In diesem Verteilkampf um zusätzliche Finanzmittel hat sich die ETH Zürich Foundation eine gute Position erarbeitet. Zu den wichtigsten Erkenntnissen des langjährigen Lernprozesses gehört die Tatsache, dass Fundraising im Hochschulbereich ein gutes Beziehungsmanagement voraussetzt. Entscheidend ist demzufolge, dass Donatoren verfolgen können, was ihr Engagement bewirkt hat, auch wenn dieses bereits Jahre zurückliegen sollte. Professionelle Berichterstattung über angestossene Forschungsprojekte ist unabdingbar – offenbar beherzigen das längst nicht alle Schweizer Hochschulen, wie aus Stiftungskreisen zu vernehmen ist.
Zahlen und Fakten allein reichen jedoch nicht. Gefragt ist eine dauerhafte Bindung zu den Geldgebern, und diese lässt sich nur durch die Intensivierung persönlicher Kontakte bewerkstelligen. Das Team von Tillman setzt auf Besichtigungen, Laborbesuche und auf andere wiederkehrende Anlässe, an denen sich Förderer und Geförderte direkt begegnen. Stiftungen und Mäzene sollen sich ein Bild machen können von der Wissenschaft. Darüber hinaus verfügt die ETH mit ETH Transfer über eine weitere Einrichtung, die als eigentliche Drehscheibe zur Industrie fungiert. Unternehmen erhalten auf diese Weise einen wichtigen Einblick in die Grundlagenforschung. Die ETH-Forschenden profitieren ihrerseits vom Austausch mit Entwicklungsabteilungen, die sich am Markt beweisen müssen.
Avantgarde: St. Gallen
In der Ostschweiz hat man die Weichen im letzten Jahr neu gestellt. Seit Anfang 2010 besitzt die Universität St. Gallen (HSG) eine zentrale Stelle für Universitätsförderung. Die Universität finanziert 96,3 Millionen Franken – knapp die Hälfte ihres Budgets – aus privater Quelle. Der Service richtet sich in erster Linie an Stiftungen und Privatpersonen. Das hat einen guten Grund: die über 40 Institute und Zentren der HSG verstehen es bereits ausgezeichnet, Gelder aus der Privatwirtschaft anzuziehen; dies vor allem in den Bereichen Auftragsforschung (30,7 Millionen) und Weiterbildung (41,5 Millionen). Nun soll es auch auf gesamtuniversitärer Ebene vermehrt gelingen, weitere Mittel anzuziehen, und zwar zugunsten der akademischen Forschung, der Lehre oder um zusätzliche Räumlichkeiten auf dem Campus zu finanzieren.

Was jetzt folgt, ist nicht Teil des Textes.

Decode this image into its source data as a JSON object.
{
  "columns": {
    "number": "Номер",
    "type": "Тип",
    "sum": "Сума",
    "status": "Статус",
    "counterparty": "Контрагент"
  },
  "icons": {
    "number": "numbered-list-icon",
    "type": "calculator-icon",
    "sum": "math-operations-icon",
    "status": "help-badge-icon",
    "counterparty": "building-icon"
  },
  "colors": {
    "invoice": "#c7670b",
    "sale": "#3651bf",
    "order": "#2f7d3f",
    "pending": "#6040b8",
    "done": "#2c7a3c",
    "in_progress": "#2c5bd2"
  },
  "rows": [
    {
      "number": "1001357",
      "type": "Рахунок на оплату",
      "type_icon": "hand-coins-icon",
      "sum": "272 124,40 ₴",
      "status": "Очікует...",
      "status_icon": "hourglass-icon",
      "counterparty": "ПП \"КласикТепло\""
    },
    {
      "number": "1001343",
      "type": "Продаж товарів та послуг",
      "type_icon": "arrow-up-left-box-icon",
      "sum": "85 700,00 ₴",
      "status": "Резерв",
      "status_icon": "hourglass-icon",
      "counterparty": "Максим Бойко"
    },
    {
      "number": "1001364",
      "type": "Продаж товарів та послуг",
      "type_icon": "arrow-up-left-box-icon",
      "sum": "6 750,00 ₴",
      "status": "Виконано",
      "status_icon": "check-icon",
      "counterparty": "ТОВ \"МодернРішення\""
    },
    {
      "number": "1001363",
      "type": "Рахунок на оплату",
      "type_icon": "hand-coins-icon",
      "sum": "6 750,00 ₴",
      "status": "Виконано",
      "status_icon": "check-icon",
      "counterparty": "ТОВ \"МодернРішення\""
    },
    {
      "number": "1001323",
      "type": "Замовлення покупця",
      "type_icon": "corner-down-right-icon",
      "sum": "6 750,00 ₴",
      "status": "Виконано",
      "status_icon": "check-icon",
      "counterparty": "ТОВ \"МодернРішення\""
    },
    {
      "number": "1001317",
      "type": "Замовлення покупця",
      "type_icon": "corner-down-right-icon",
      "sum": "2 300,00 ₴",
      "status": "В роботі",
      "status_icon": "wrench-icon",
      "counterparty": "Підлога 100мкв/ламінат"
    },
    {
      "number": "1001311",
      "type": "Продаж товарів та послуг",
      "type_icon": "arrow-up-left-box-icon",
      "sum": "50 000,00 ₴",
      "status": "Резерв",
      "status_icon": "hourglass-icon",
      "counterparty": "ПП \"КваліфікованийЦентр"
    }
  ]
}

Die Voraussetzungen sind gut. Zwar stehen der Universitätsförderung lediglich 1,6 Arbeitsstellen zur Verfügung. In St. Gallen aber kann sich die neue Initiative zur Drittmittelfinanzierung auf einen weit verzweigten Partner stützen: die Ehemaligen. HSG-Alumni sind treu. Von den 19 000 Mitgliedern haben laut Alumni-Präsident Urs Landolf rund 12 000 Personen mindestens einmal eine Veranstaltung der Ehemaligenorganisation besucht. Dieses Netzwerk gilt es zu nutzen, zumal die Universitätsförderung bisher reaktiv agiert hat. Deren Dienstleistungen sind als Türöffner für jene konzipiert, die sich intrinsisch für die Weiterentwicklung der Universität St. Gallen interessieren und dafür auch bereit sind, substanzielle Beträge beizusteuern.

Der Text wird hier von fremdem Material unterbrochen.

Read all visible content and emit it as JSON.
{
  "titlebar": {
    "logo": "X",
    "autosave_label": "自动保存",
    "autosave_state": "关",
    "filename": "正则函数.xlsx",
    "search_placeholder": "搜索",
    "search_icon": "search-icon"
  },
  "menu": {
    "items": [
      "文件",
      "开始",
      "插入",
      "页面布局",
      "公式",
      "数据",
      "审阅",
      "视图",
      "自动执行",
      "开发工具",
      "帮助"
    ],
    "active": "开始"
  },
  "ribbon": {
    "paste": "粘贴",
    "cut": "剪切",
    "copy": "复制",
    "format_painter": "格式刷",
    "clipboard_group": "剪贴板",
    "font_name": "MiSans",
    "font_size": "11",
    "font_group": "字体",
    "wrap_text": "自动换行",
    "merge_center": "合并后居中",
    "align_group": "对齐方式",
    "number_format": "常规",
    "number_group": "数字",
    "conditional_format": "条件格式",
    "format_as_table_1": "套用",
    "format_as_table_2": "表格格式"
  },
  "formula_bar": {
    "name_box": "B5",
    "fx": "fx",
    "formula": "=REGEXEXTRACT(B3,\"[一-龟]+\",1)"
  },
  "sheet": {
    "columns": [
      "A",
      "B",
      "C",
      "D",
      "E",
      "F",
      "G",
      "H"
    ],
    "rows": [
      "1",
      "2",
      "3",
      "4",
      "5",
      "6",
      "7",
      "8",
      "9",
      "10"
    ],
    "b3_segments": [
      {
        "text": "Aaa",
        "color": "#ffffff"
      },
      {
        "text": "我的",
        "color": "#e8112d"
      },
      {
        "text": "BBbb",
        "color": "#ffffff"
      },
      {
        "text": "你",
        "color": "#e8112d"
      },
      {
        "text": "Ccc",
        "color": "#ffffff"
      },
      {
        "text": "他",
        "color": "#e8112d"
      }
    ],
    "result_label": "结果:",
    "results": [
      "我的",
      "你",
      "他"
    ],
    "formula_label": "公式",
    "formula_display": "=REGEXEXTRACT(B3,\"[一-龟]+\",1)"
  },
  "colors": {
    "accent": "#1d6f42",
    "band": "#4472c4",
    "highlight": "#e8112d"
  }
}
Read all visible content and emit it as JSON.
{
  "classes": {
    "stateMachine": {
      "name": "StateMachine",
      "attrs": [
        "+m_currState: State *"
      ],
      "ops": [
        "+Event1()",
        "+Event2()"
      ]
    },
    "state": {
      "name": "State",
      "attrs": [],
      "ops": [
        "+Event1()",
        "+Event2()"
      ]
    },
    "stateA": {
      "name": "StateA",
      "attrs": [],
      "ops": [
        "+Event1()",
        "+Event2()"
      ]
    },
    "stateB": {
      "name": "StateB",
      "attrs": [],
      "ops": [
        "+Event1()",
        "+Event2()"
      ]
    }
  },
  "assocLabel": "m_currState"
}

Einiges lässt sich aber auch ohne grosses Portemonnaie realisieren. Auf der Homepage der HSG-Alumni gibt es einen Zugang zu einer interaktiven Förderbörse. Auf der Plattform namens «HSG inSite» stehen mehrere Projekte zur Wahl. So zum Beispiel eine Initiative, die ambitionierte Nachwuchswissenschafterinnen der Universität St. Gallen in Karrierefragen beraten möchte. Wer ein Vorhaben unterstützen will, zeichnet Anteilsscheine zu einem Stückpreis von 50 oder 100 Franken. Ein «Sharebarometer» gibt darüber Aufschluss, wie viele Mittel noch benötigt werden bis zur Umsetzung des betreffenden Projekts. Der langfristige Effekt, den sich die Universität St. Gallen mit diesem Instrument zu erzielen erhofft, ist klar: es geht um das zu schaffende Bewusstsein, dass das Engagement von Einzelpersonen durchaus etwas bewirken kann.
Zentrale, professionell geführte Anlaufstellen für Donatoren können Brücken bauen. Sie haben nicht zuletzt die Aufgabe, Wissenschaft verständlich zu machen. Mit Stiftungen und Mäzenen, die nicht vom Fach sind, gilt es anders zu kommunizieren als mit einem Unternehmen, das sich auch für die Details der universitären Grundlagenforschung interessiert. In der Schweiz hat diese Art der Drittmittelfinanzierung noch Potential. Für die hiesigen Stiftungen beispielsweise sind Wissenschaft und Forschung ein wichtiges Thema.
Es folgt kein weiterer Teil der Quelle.